Using the obtained genome annotation data, TBtools was used to map the exon gene structure and chromosome locations [67]. The conserved motifs were identified using the MEME tool (http://meme-suite.org/tools/meme accessed on 15 December 2022). Plant CARE (http://bioinformatics.psb.ugent.be/webtools/plantcare/html/ accessed on 15 December 2022) was used to identify cis-regulatory elements in the 1.5 kb upstream sequences of each expansin gene. The cis-acting elements were visualized using TBtools.

4.4. Gene Duplication Analyses

The PtEXs gene family tandem and segmental duplications were investigated using the McscanX in TBtools software (v1.108 Chengjie Chen, Guangzhou, China) [68]. The Advanced Circos function of the TBtools software was used to visualize segmental duplication relationships [67]. TBtools’ simple Ka/Ks calculator was used to calculate Ka/Ks values for collinear pairs. The evolution time (T) was calculated according to the Ks value: T = Ks/2λ, λ = 9.1 × 10⁻⁹ [63].
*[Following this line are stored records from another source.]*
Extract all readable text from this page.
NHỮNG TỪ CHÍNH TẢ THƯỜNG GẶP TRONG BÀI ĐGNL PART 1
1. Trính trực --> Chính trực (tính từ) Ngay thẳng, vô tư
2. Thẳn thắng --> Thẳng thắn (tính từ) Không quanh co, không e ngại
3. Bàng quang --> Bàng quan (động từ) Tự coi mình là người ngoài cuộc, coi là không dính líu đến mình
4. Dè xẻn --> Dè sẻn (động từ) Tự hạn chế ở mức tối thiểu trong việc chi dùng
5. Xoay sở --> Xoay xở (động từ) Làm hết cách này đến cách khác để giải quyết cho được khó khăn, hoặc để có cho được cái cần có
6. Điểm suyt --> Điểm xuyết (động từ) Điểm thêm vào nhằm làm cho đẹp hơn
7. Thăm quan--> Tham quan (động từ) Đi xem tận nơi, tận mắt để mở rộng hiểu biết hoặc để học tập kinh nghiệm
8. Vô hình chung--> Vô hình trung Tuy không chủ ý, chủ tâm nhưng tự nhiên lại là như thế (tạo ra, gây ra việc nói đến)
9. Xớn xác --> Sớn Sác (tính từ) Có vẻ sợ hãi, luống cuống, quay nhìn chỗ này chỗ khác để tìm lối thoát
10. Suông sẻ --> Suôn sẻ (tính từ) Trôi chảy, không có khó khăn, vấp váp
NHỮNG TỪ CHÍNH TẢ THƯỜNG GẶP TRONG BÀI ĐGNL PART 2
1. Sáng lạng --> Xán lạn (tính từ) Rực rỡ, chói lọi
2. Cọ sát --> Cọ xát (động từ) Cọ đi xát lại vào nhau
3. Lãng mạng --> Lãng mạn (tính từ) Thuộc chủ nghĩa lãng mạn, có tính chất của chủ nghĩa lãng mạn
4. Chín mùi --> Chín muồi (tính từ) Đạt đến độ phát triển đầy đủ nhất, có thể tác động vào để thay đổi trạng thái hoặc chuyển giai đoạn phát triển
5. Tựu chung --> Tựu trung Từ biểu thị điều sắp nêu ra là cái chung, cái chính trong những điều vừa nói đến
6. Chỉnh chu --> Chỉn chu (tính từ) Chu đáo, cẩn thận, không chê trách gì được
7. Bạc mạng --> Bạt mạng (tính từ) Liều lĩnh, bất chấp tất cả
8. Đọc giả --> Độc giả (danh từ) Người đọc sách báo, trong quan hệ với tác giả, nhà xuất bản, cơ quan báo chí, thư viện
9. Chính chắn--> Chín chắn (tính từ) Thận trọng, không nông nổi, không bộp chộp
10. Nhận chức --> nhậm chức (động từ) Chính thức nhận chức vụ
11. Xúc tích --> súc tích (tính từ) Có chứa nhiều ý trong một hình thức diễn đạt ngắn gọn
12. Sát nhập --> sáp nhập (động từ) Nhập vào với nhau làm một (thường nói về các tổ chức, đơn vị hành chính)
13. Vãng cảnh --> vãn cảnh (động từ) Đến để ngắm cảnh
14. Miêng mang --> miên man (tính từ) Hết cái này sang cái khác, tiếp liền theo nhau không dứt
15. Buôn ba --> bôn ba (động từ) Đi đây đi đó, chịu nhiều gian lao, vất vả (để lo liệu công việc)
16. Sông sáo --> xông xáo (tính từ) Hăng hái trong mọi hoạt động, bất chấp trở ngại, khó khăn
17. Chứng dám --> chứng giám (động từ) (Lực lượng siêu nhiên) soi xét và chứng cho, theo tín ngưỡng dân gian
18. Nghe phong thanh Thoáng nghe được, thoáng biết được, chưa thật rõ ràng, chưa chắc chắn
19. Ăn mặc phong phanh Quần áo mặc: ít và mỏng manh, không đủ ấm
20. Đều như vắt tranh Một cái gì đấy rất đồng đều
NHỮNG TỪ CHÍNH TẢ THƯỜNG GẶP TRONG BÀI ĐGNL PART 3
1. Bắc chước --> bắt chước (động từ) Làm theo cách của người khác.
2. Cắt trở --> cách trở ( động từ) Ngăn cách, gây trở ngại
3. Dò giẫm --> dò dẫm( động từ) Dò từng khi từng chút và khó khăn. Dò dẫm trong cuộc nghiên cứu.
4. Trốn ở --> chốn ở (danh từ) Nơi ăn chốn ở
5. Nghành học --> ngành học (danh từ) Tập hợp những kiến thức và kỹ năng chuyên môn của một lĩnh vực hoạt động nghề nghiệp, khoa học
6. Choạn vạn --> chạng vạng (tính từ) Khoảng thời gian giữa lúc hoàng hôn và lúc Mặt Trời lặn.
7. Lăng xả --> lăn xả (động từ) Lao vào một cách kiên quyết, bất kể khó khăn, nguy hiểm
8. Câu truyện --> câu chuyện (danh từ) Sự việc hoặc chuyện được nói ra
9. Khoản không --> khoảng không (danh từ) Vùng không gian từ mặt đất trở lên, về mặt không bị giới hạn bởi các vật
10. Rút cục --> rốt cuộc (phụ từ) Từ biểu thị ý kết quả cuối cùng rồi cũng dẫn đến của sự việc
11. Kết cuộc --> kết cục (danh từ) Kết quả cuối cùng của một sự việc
4.5. Transcriptome Data Analysis

The transcriptional data of PtEXs from 9 tissues/organs in Populus were collected from the PopGenie database (PlantGenIE.org: Home) and a correlation heatmap was analyzed using TBtools.

4.6. Plant Materials and Treatments

45-day-old Populus davidiana × P. bolleana tissue-cultured seedlings were grown by the Key Laboratory of Forest Tree Genetic Breeding, Nanjing Forestry University. The laboratory conditions were as follows: temperature 20 ± 5 °C and substantial daily sunshine (16-h light from 07:00 to 23:00 h, 1000–2000 lx), and 70–80% humidity. Subsequently, we used 36 uniformly growing plants, dividing them into three groups of 12 plants each, with a total of three biological replicates. In each biological replicate, six plants were randomly selected for ABA treatment and low-temperature treatment, respectively. At each of the time points 0, 3, 6, 12, 24 and 48 h after the stress treatment, we collected the second to fourth node leaves of one plant, counting from the top to the bottom. For ABA stress treatment, the plants were fully stressed by mashing the medium. A 100 μM [64,69] ABA solution was poured onto the crushed tissue culture medium so that the plant roots were immersed in the solution. For the low-temperature treatment, the plants were placed in a Percival incubator (Percival, CU-22L) with the temperature set to 10 °C [70,71]. The leaves of the plants were harvested at 6 time points (0, 3, 6, 12, 24 and 48 h) [64,69,72] and immediately frozen at −80 °C.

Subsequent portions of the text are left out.